Form 61A, or the Annual Information Return (AIR), is essential for individuals and businesses in India. It mandates reporting high-value transactions to combat tax evasion and enhance financial transparency.
Covering property sales, share dealings, and mutual fund investments, timely and accurate submission of form 61A is crucial for regulatory compliance and a healthy financial environment.
Here are the steps to submit Form 61A online:
Download Form 61A from the Income Tax Portal (incometaxindia.gov.in)
Fill it out and save the document
Log in to the portal using your credentials (User ID, authorised PAN, or Aadhaar ID)
Navigate to the 'e-file' section and upload the saved Form 61A
The screen will display details like reporting entity PAN, form name, and reporting entity category
Attach a .zip format file of Form 61A along with your signature file
Click on the 'Upload' button
Once completed, a confirmation message with the upload status will appear on your screen.
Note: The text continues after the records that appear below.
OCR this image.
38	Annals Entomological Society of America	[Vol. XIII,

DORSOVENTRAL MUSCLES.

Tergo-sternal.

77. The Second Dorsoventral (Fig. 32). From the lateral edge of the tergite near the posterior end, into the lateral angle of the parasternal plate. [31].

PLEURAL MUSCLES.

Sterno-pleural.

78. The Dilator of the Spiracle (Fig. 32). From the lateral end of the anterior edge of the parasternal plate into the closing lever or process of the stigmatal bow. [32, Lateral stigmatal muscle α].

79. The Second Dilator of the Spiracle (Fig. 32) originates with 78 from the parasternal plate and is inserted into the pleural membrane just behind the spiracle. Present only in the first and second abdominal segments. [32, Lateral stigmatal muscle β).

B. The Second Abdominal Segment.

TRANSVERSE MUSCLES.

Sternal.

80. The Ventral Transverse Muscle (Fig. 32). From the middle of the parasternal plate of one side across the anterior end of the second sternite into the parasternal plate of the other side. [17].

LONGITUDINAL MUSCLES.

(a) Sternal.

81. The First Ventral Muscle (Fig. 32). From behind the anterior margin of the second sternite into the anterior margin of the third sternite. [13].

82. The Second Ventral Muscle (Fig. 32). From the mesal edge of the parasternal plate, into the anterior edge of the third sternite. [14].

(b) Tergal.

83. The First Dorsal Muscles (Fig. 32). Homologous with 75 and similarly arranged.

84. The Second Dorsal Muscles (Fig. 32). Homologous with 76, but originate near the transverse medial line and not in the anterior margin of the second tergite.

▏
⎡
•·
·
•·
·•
Here’s a list of entities who must furnish Form 61A under the Income Tax Act:
Co-operative Banks
Company issuing shares
Non-banking Financial Companies (NBFCs)
Banking company
Persons liable for audit u/s 44AB of the Income Tax Act, 1961
Listed companies purchasing their securities u/s 68 of Companies Act, 2013
Nidhi Companies referred u/s 406 of the Companies Act, 2013
Inspector-General / Registrar / Sub-Registrars appointed under the Registration Act, 1908
Trustees of a Mutual Fund or such other person managing the affairs of the MF
Banking companies, co-operative banks or any other companies or institutions issuing a credit card
Let’s now take a look at the kinds of transactions recorded in Form no. 61A of the Income Tax Act:
Cash deposits of over ₹10 Lakhs made in a financial year to a person’s savings account maintained by a banking company
Credit card bill payments exceeding ₹2 Lakhs in a financial year
Receipts from individuals of ₹2 Lakhs or more for purchases of mutual fund units
Receipts from individuals of ₹5 Lakhs or more for debentures or bonds that a company or an institution issues
Receipts from an individual for acquiring company shares of ₹1 Lakh or more
Purchases of immovable properties of ₹30 Lakhs or more by an individual
Sale of immovable properties of ₹30 Lakhs or more by an individual
Receipts from an individual of ₹5 Lakhs or more in a financial year for bond investments issued by the RBI
If the information provided in the form is insufficient or incorrect, the income tax authorities will inform the reporting person or organisation. Once notified, the entity or person is provided 30 days to correct the information. This is applicable from the date of notification.
On the other hand, if the error is found by the individual or entity, they must promptly inform the income tax authorities. This must be done within 10 days to make the necessary corrections free of charge.
Here are the penalties that may be imposed for not correcting the details provided in the Form 61A:
₹50,000 imposed on individuals and businesses for intentionally providing incorrect information
Penalty of ₹500/day is imposed for providing inaccurate information from the initial due date to the due date specified in the notice
₹1,000/day is charged for missing the due date mentioned in the notice
₹50,000 is imposed if the business or individual discovers an inaccuracy in the submitted information and does not notify the authorities in 10 days
To file a tax audit on the income tax portal, add a registered CA and assign the form. Assign the tax audit through the ‘e-File’ section. Then, you can find the form in the CA’s worklist.
The CA then accepts or rejects your assignment. In case of acceptance, CA needs to fill all the information in the offline utility and create .JSON file. Next, the CA needs to upload it to the worklist. You can choose to approve or reject the report, and the form will be submitted after your approval.
Yes, you can file your Income Tax Return (ITR) without a Chartered Accountant (CA). The income tax filing process is user-friendly, and various online platforms provide step-by-step guidance. You could utilise e-filing portals, where you can fill in the details, calculate tax liability, and submit your return independently.
Submitting this form is mandatory for specific categories. These include those who pay tax or any sum to the government, government officials, local authorities, registrars, postmaster generals, recognised stock exchanges, and reporting financial institutions.
The due date for filing Form 61A is typically on or before May 31st of the next financial year.
This form is divided into two parts, A and B. Part A includes personal and statement level information, while Part B includes details of financial transactions.
You can download and submit this form online through the Income Tax Portal.